Ondean las banderas. Blancas, verdes y rojas. Aplausos, bengalas, vítores y aplausos, niños y mayores… el asesino ha vuelto a casa. No es el primero, no será el último. Sus rostros tapizan los pueblos en los que, si eres de fuera, darás un rodeo para no rozarte con lo que se te antoja repugnante. Y si eres de allí, será difícil que te atrevas a mostrar el asco profundo que sientes, si lo sientes, si no te has anestesiado ya ante la ignominia repetida una y otra vez o si has tirado la toalla y la podredumbre se te ha hecho tan familiar que ni la notas.
Una sociedad enferma. No se me ocurre otro apelativo. Como la Francia nunca bien reconciliada con el colaboracionismo, con las muertes en el Vélo d’Hiver y las deportaciones. O los países en los que el antisemitismo secular convirtió en indiferencia el goteo de ausencias inexplicadas de los vecinos, los guetos en sus ciudades, los campos de la muerte instalados en sus tierras ¿Ese sentimiento antisemita tantas veces trivializado les hizo a todos culpables? No, pero muchos dejaron que el horror ocurriera sin querer saber, ni hacer nada para evitarlo. Y es cierto que algunos murieron por actuar correctamente, y que entre ellos los hay Justos entre las Naciones, pero ¿basta para redimir a toda una nación?
No importa si es por miedo o por indiferencia, la salud de los pueblos se mide por su capacidad para no mirar para otro lado cuando se produce una injusticia, cuando alguien de la comunidad es maltratado, cuando se le deja solo. Su fortaleza depende de que nunca, nunca considere que hay muertes o vejaciones que tienen justificación, ni que haya quien las merezca. En una sociedad sana está clara la línea entre las víctimas y los verdugos, no hay medias tintas, ni absoluciones de confesionario, ni ambigüedades medidas, ni aprovechamiento del dolor ajeno. Una sociedad fuerte es capaz de sentir vergüenza.
Habla el portavoz de PNV, Aitor Esteban, del “daño ético que causó ETA” y parece un eufemismo o una burla cruel si hablamos de los 862 muertos, de los heridos, de sus familias. Sin embargo creo que, a pesar de lo que pueda parecer, Esteban acierta en el término, pero no tanto al referirse a las víctimas –esas son exactamente lo que parecen, víctimas– sino a la quiebra irreparable que se ha producido en la moral de la sociedad vasca, en la inversión de valores, en la indignidad que representó la muerte sin reproches antes y el recibimiento festivo de los verdugos ahora.

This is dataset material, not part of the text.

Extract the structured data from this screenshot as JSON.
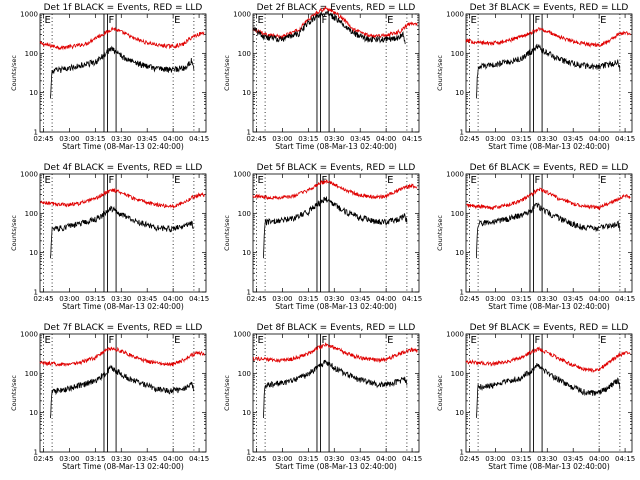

En una sociedad enferma el “nosotros” y el “ellos” se convierten en categorías separadas por un muro infranqueable de prejuicio, y la indiferencia no es más que la excusa con la que encubrir el desprecio al otro. Por eso no duele, ni abochorna el sufrimiento si forma parte del “ellos” quien lo padece, porque es inferior, porque no es humano, porque “si esto es un hombre” quizás sea tremendamente difícil asumir la culpa.
Ya pagó su deuda –dice uno– “ocho mil días encerrado en un agujero, sufriendo aislamiento, dispersión y destierro” (como si ser de ETA le convirtiese en alguien mejor que un preso común). Se refiere al carcelero de Ortega Lara. Ugarte se llama el bicho. José Javier Zabaleta el otro, el que recibieron en Hernani, con la misma criminal alharaca. La misma que a todos los demás.
Hasta 60 denuncias por homenajes a ETA sólo en 2018, archivadas todas porque se requiere un atestado de la Ertzaintza que diga que eso está mal, que ha visto enaltecimiento al terrorismo donde el resto del pueblo –el que sale a la calle– sólo ve la alegría por la vuelta a casa de su vecino más ilustre. Y la policía autonómica vasca –¿qué quieren?– sólo advierte inocente alborozo.
Porque Ortega Lara no es un hombre, ni la larga lista de las víctimas de ETA tampoco, y así, a base de anestesiar la conciencia se llega al presente estado de gangrena moral, en el que la línea entre el Bien y el Mal o no existe o es simplemente una serpiente que trepa por un hacha.
(Mi recuerdo a Diego Salvá y a Carlos Sáenz de Tejada. Cuando escribo esto se cumplen diez años de su asesinato en Mallorca. Aún no se conocen los culpables).